Er sieht nur ihre Zähne, spitz wie Messer. Sie bleckt die Zähne, ganz klar. Dann faucht sie wie ein Tier. Oder ist das die Bremse des LKWs dort drüben auf der Bockenheimer Anlage? Egal!
Sein Arm fährt nach oben, ein Reflex, eine reine Schutzreaktion, nicht mehr, sie aber schnappt danach, bestimmt tut sie das, er spürt ja den Druck ihrer Zähne und jetzt denkt er nicht mehr, hört nur noch die Schreie und registriert die Gesichter, welche sich in Grimassen verwandelt haben. Sie wollen ihn packen, festhalten, beißen. Es sind Tiere, wilde Tiere, das waren sie schon immer.
Er aber ist stark, stärker als seine Gegner. Den Journalisten wirft er mit einer schnellen Bewegung über den Nachbartisch. Die Frau hat den Rückzug angetreten, aber das hilft ihr gewiss nicht. Er packt sie von hinten, reißt sie herum und beißt zu, bis er Blut schmeckt. Sie schreit, kreischt, zuckt, wehrt sich, hämmert ihm ihren Ellenbogen gegen den Schädel.
Lächerlich! Schon liegt sie vor ihm, eine klaffende Wunde knapp unterhalb des Auges. Zwei Münder zieren nun ihr Gesicht, rote, lebendige, atmende Öffnungen, aus denen das Leben strömt. Thomas drückt den Schädel zur Seite, legt die Kehle frei. Dann stößt er auf sie herab, verbeißt sich, schmeckt Eisen, spürt ihren Puls am Hals, spürt, wie es in ihn strömt, er stärker wird, stärker als jene, die ihn leiden sehen wollen. Keine Kontrolle mehr, nie wieder, denkt er. Der Schmerz ist nun verschwunden, jeder Schmerz, den er jemals in sich getragen hat, existiert nicht mehr. Alles löst sich in diesem Pulsieren auf. Was bleibt, ist rasende Wut, ein Tanz auf dem Messer, ein Toben in seiner Brust, das von seinem Herz ausgeht. Er spürt es in sich brennen, als würde er gleich explodieren.
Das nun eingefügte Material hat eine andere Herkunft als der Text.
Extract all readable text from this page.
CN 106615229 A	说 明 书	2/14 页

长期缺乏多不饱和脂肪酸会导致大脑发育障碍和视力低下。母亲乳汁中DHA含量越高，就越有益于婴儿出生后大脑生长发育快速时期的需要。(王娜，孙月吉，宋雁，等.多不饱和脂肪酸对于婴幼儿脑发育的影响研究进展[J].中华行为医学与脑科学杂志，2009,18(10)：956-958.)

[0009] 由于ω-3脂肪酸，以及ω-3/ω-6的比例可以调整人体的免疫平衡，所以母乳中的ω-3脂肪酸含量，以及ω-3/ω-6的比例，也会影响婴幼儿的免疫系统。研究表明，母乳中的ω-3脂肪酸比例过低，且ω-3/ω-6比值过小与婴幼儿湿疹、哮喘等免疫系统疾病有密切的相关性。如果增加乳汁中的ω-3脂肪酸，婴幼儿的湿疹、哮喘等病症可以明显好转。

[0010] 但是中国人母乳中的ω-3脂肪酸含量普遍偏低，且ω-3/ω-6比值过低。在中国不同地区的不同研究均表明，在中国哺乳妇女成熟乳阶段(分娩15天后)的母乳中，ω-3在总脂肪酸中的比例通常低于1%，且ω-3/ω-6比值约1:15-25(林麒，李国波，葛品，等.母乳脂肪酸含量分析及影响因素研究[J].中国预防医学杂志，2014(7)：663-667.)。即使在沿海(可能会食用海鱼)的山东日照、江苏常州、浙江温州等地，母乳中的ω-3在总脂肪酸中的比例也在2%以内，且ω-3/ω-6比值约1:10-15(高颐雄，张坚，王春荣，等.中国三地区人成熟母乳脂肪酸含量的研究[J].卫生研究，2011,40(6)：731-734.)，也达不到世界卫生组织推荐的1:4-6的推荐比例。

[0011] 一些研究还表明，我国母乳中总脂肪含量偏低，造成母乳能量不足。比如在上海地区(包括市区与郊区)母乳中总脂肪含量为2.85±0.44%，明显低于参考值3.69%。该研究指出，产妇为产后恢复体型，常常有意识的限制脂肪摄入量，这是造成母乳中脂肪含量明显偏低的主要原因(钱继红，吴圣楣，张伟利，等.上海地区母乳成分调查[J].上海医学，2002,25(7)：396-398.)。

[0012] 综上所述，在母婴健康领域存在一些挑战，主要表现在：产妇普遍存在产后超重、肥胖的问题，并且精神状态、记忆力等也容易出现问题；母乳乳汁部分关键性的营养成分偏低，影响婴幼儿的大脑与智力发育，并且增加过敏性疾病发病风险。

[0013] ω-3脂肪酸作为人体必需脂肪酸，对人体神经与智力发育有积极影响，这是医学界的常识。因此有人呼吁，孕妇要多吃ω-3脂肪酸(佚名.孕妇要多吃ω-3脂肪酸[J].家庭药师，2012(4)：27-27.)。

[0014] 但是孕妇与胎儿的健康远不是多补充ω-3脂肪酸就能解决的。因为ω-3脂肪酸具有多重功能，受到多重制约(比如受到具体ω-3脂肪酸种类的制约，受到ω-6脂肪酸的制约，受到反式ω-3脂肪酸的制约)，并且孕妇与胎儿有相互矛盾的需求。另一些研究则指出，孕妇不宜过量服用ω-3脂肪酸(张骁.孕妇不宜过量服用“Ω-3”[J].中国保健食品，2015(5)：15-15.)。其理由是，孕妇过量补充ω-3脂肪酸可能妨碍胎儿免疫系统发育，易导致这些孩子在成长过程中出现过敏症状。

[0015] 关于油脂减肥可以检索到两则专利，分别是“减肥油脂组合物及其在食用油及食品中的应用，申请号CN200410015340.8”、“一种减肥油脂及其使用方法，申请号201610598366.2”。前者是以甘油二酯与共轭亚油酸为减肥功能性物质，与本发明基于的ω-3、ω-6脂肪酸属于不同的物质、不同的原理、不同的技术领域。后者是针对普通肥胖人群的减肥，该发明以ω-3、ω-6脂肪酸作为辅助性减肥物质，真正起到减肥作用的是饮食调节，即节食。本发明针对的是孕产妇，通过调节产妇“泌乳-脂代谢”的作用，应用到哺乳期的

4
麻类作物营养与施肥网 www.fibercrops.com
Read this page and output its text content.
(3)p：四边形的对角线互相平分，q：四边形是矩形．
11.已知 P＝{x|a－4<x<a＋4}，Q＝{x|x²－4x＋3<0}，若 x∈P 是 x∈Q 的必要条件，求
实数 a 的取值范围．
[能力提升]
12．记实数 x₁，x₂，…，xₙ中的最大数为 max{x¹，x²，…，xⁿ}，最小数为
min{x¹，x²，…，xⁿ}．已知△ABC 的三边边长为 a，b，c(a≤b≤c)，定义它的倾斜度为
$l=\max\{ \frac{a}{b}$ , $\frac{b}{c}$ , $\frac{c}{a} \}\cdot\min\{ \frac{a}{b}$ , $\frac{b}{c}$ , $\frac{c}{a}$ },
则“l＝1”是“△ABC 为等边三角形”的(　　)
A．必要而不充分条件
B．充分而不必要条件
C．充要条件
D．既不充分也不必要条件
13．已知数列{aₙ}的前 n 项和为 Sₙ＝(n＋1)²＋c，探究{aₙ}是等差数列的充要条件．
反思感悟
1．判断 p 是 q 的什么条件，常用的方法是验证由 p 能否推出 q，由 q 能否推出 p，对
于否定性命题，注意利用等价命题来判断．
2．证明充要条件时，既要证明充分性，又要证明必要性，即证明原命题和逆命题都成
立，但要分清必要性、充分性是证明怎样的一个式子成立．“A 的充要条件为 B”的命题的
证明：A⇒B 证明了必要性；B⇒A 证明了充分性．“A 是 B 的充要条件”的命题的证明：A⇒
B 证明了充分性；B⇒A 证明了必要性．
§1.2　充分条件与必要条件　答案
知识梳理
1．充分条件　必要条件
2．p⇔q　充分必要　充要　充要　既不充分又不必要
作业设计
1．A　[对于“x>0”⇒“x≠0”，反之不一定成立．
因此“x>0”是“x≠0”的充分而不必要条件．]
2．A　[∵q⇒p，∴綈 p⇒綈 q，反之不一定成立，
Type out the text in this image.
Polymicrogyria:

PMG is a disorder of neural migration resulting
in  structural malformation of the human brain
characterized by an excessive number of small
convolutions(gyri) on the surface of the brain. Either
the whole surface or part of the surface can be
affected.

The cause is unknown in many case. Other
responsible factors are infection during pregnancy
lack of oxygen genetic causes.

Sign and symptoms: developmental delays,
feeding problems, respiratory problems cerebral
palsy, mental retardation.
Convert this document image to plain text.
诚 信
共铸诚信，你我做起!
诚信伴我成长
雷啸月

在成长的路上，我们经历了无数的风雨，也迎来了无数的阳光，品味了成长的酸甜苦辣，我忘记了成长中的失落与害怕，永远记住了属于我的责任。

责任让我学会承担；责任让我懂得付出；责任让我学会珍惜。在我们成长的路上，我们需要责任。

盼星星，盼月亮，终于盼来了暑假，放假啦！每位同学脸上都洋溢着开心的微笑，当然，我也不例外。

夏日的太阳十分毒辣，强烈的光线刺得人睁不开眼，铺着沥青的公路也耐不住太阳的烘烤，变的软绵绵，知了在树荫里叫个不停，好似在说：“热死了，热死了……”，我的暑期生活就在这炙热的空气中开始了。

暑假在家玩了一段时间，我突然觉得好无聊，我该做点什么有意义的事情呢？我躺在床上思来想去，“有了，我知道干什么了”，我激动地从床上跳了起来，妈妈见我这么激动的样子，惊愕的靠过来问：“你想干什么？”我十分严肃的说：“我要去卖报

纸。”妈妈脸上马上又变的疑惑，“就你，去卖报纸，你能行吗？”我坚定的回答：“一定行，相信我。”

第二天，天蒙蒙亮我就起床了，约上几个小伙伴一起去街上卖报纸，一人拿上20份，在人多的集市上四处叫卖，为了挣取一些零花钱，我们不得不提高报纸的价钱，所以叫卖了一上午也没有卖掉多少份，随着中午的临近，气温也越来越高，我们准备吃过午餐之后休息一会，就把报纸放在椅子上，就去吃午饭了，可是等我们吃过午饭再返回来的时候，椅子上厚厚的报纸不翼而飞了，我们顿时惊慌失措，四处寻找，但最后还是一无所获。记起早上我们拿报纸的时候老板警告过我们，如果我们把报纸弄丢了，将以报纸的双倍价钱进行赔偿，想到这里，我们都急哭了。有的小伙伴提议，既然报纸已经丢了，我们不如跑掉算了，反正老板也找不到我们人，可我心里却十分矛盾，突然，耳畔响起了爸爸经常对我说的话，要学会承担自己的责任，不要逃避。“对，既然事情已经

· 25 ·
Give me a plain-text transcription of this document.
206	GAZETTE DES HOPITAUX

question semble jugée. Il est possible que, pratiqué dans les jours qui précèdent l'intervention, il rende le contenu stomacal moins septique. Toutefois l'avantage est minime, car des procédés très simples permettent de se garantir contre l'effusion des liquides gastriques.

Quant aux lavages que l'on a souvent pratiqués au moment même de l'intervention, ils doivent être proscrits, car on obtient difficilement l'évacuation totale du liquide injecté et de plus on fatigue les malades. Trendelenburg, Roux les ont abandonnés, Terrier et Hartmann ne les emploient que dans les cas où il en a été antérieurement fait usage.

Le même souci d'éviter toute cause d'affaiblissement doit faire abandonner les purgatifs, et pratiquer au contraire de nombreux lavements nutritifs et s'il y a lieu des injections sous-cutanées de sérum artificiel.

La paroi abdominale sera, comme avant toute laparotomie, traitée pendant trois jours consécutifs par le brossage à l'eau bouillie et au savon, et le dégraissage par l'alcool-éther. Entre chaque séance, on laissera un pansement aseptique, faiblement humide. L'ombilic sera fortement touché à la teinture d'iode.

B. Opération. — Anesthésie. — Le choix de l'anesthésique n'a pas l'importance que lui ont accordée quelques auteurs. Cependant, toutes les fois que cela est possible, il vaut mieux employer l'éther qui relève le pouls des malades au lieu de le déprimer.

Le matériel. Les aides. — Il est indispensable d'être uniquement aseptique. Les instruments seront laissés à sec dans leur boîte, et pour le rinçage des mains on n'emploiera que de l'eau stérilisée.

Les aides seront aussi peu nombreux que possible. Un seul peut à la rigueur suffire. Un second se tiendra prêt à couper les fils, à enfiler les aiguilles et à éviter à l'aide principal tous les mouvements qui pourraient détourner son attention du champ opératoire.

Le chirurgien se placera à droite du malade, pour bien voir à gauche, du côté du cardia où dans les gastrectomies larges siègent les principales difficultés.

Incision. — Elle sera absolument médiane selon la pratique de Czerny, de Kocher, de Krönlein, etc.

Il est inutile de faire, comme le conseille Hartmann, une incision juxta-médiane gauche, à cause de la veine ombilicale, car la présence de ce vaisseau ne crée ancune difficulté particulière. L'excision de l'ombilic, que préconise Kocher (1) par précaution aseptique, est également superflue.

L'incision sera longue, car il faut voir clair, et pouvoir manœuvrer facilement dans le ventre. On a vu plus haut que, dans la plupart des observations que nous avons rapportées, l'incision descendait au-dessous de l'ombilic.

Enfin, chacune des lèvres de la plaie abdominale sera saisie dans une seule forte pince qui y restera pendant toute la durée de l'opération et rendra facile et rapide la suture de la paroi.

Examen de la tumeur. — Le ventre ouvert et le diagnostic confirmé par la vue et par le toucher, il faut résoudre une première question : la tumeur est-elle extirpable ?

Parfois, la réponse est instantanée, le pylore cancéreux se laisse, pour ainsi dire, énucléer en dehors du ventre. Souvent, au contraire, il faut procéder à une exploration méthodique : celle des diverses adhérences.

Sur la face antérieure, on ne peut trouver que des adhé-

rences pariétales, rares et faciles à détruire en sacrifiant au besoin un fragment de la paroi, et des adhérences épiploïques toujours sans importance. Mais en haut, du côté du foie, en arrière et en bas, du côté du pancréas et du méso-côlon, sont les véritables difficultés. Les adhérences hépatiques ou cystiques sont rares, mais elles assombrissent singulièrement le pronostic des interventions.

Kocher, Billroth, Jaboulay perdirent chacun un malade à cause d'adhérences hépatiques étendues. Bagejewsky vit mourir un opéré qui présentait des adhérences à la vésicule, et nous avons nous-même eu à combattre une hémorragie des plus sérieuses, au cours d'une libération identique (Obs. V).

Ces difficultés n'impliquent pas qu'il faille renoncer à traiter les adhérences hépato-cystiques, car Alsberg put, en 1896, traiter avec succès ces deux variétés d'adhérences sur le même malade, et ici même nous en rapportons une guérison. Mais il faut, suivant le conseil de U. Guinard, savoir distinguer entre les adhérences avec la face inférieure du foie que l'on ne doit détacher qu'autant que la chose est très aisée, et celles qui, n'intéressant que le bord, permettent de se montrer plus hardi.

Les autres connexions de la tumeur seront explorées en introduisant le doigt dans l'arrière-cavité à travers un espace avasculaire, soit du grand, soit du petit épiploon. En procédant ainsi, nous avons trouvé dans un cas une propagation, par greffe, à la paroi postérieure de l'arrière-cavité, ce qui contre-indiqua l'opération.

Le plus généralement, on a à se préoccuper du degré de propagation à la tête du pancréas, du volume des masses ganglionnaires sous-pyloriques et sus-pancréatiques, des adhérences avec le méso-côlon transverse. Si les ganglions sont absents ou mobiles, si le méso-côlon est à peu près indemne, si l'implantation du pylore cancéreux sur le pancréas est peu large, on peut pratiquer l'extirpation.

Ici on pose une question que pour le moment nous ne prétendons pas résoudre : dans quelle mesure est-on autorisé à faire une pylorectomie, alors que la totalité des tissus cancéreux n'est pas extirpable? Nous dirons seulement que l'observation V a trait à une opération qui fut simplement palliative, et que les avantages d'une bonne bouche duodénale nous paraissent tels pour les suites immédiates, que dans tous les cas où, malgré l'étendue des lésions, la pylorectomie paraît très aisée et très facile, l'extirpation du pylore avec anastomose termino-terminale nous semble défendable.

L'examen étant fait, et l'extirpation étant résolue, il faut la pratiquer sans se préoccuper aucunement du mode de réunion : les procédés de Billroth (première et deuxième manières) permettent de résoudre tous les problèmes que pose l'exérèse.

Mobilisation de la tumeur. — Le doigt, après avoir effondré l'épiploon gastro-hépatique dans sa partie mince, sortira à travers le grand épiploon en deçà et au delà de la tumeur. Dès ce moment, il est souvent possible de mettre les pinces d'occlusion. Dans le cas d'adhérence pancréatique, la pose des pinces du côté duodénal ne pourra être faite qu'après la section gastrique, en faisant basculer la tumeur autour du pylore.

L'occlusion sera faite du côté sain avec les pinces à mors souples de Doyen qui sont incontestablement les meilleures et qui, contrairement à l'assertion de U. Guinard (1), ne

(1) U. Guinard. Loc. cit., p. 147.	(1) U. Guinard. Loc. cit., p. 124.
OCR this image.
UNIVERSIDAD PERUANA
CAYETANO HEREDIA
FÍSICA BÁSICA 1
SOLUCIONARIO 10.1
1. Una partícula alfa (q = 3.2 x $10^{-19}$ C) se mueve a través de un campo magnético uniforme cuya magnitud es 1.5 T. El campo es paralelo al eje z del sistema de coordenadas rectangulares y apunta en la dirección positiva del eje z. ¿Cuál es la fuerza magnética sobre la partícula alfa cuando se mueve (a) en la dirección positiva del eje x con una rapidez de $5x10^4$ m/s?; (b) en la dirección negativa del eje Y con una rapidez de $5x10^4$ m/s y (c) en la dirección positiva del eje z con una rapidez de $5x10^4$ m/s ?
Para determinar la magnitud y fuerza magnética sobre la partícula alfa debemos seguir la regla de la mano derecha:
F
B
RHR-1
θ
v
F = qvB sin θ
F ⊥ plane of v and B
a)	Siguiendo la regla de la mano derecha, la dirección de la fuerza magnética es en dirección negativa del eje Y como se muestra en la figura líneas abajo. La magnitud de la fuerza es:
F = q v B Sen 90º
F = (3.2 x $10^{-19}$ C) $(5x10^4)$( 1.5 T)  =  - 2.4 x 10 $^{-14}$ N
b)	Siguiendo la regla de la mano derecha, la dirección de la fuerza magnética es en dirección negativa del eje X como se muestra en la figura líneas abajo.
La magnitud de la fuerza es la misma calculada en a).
Er springt auf, die Arme angewinkelt, den Kopf leicht gesenkt, bereit, es mit dem nächsten aufzunehmen, der sich ihm entgegenstellt. Sie kommen, sind schon da. Sie bilden einen Kreis um ihn. Aber die Angst ist nun in ihren Gesichtern. Sie wissen, mit wem sie es zu tun haben, was er ihnen antun kann. Ohne zu zögern, stürzt er sich auf den Journalisten.